Given an array nums and an integer k, return the maximum value in each sliding window of size k. A sliding window is a contiguous subarray of size k that moves from left to right by one position each time.

Example 1

Input: nums = [1,3,-1,-3,5,3,6,7], k = 3 Output: [3,3,5,5,6,7] Explanation: Window position Max

[1 3 -1] -3 5 3 6 7 3 1 [3 -1 -3] 5 3 6 7 3 1 3 [-1 -3 5] 3 6 7 5 1 3 -1 [-3 5 3] 6 7 5 1 3 -1 -3 [5 3 6] 7 6 1 3 -1 -3 5 [3 6 7] 7

Example 2

Input: nums = [1], k = 1 Output: [1]

Steps

1. Initialization: Create a deque (double-ended queue) to store indices of elements. This deque will maintain the indices of potential maximums in the current window.

2. Sliding Window: Iterate through the nums array.

3. Deque Maintenance: For each element nums[i]:

   • Remove elements from the rear of the deque whose indices are smaller than i - k (elements outside the current window).
   • Remove elements from the rear of the deque that are smaller than the current element nums[i]. These elements cannot be the maximum in any future window.
   • Add the current element's index i to the rear of the deque.

4. Result: The front element of the deque always represents the index of the maximum element in the current window. Add nums[deque.getFirst()] to the result list.

5. Return: Return the result list containing the maximums of each sliding window.

Explanation

The deque acts as a "monotonic decreasing queue". It ensures that the elements are stored in descending order of their values. This allows us to quickly find the maximum element in the current window by simply looking at the front of the deque. Removing elements from the rear that are smaller than the current element guarantees that we only keep potentially maximum elements. Removing elements from the front that are outside the current window maintains the window's size constraint.

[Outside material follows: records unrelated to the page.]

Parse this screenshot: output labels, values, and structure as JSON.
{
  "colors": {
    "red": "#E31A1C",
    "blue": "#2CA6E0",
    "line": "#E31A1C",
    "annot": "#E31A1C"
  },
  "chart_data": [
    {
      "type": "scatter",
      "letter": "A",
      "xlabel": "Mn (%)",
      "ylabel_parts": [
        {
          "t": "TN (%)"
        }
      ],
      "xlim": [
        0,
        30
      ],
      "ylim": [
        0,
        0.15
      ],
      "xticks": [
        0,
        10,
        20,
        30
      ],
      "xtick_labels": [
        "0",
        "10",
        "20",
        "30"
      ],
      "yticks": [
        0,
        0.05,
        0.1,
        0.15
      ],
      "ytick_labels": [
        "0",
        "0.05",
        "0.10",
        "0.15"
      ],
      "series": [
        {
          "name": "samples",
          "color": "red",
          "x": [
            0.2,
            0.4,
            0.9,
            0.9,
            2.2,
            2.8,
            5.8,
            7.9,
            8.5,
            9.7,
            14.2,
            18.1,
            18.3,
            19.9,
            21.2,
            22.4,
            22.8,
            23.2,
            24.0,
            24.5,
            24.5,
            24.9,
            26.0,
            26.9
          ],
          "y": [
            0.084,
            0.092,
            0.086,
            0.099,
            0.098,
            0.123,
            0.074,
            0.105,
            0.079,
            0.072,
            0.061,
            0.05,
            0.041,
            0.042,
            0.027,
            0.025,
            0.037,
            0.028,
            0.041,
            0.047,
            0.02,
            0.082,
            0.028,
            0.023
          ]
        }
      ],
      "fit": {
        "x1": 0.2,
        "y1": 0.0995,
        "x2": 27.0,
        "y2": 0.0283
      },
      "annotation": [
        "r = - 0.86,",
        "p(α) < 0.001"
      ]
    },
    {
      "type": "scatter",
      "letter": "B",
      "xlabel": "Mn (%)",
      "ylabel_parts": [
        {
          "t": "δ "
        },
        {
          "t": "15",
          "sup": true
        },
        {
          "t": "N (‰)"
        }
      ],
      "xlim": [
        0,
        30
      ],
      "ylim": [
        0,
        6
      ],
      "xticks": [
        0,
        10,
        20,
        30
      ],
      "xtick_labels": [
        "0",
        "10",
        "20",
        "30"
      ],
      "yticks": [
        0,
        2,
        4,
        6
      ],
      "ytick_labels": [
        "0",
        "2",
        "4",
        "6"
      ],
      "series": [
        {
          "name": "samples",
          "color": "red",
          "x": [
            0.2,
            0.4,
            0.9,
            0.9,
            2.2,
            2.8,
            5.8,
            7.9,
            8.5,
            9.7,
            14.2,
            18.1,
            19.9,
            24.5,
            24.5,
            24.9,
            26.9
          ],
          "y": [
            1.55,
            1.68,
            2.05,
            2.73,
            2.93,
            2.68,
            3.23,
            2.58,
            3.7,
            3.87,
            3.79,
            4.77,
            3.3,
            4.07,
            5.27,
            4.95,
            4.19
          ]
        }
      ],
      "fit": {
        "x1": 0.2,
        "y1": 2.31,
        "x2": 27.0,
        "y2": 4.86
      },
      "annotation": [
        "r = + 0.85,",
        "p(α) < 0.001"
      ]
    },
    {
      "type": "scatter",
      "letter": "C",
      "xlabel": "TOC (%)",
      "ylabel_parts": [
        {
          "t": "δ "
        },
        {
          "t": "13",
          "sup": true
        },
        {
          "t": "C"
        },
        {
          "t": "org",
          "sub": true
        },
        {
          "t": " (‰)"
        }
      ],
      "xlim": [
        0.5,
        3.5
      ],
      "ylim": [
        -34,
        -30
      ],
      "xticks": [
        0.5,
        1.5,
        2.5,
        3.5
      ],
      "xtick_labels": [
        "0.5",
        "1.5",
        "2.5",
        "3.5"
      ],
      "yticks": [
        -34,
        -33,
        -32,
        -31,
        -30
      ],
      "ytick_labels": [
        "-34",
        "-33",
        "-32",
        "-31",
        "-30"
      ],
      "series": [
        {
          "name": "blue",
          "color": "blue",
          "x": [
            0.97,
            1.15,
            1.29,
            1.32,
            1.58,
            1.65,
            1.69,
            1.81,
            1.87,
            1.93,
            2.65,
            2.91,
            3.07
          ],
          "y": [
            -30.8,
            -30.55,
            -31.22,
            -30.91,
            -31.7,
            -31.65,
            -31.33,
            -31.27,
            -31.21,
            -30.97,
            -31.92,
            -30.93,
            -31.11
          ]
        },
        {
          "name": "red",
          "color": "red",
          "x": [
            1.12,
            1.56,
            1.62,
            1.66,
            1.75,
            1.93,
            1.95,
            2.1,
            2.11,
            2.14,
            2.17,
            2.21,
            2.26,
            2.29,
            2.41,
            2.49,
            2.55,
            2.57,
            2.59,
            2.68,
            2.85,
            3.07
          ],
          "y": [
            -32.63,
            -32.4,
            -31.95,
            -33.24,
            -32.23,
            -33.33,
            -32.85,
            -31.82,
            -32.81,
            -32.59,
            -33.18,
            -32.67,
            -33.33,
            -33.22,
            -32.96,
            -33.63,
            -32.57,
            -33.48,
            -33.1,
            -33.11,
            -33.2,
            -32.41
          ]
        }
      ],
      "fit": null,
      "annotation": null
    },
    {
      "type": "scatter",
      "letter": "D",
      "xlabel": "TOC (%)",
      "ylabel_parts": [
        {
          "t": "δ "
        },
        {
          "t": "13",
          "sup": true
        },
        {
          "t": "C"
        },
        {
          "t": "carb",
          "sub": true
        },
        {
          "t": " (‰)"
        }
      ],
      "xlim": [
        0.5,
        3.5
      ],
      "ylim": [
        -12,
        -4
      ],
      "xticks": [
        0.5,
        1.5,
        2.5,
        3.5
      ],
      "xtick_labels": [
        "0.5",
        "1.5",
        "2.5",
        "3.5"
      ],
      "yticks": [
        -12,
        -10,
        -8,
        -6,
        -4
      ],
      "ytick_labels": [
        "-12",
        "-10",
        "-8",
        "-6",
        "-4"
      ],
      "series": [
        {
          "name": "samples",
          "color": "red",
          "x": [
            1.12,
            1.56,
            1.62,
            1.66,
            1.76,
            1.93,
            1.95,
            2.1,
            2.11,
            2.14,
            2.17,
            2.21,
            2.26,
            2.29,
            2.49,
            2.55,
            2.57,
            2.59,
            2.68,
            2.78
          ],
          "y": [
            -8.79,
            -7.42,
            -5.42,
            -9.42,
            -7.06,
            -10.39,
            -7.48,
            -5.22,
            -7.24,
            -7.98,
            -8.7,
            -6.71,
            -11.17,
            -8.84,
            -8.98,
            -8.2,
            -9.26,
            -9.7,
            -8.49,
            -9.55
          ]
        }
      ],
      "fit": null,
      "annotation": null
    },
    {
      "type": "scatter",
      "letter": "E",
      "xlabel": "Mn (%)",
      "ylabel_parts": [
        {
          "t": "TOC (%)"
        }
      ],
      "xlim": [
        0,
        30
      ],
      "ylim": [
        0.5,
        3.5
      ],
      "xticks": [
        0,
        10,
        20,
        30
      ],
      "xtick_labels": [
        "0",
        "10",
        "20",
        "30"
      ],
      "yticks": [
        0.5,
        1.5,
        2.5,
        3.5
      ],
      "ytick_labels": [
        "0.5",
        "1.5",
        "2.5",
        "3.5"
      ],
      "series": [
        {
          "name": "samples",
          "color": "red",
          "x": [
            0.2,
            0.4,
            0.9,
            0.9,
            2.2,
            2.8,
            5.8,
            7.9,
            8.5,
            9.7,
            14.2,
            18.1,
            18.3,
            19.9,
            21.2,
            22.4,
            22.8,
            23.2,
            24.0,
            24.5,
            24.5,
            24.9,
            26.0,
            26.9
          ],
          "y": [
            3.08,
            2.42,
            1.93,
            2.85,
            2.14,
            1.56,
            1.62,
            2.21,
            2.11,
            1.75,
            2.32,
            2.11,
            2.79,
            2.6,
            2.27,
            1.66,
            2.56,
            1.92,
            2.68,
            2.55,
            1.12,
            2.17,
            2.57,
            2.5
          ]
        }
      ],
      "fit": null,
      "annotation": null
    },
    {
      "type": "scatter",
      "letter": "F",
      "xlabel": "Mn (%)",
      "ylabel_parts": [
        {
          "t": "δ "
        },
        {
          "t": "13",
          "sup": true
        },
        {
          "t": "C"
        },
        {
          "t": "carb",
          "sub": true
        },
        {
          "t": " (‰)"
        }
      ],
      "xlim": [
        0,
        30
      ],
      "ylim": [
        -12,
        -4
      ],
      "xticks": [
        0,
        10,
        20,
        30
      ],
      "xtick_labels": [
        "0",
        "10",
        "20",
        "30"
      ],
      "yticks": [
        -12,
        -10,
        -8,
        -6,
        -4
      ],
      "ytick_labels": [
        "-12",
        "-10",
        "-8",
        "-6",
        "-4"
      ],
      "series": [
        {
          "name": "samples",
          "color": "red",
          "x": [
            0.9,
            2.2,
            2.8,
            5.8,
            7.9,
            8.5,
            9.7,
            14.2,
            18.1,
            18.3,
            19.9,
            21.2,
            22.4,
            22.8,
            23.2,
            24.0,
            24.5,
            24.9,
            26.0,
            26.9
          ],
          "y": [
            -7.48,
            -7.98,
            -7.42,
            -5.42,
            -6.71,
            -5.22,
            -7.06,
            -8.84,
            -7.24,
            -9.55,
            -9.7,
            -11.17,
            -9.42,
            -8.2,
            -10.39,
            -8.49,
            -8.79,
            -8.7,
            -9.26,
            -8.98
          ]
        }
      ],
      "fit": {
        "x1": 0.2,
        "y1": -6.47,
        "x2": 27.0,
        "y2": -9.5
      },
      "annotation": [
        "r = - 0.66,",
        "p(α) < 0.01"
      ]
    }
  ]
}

This approach ensures that we efficiently compute the maximum within each window in O(n) time.

Code

import java.util.ArrayDeque;
import java.util.Deque;
import java.util.Arrays;

class Solution {
    public int[] maxSlidingWindow(int[] nums, int k) {
        if (nums == null || nums.length == 0 || k <= 0) {
            return new int[0];
        }

        int n = nums.length;
        int[] result = new int[n - k + 1];
        Deque<Integer> deque = new ArrayDeque<>();

        for (int i = 0; i < n; i++) {
            // Remove elements outside the window
            while (!deque.isEmpty() && deque.peekFirst() <= i - k) {
                deque.pollFirst();
            }

            // Remove smaller elements from the rear
            while (!deque.isEmpty() && nums[deque.peekLast()] < nums[i]) {
                deque.pollLast();
            }

            // Add current element's index
            deque.offerLast(i);

            // Add maximum to result if window is full
            if (i >= k - 1) {
                result[i - k + 1] = nums[deque.peekFirst()];
            }
        }

        return result;
    }
}

Complexity

• Time Complexity: O(n), where n is the length of the input array. Each element is added and removed from the deque at most once.
• Space Complexity: O(k), where k is the size of the window. The deque can store at most k elements.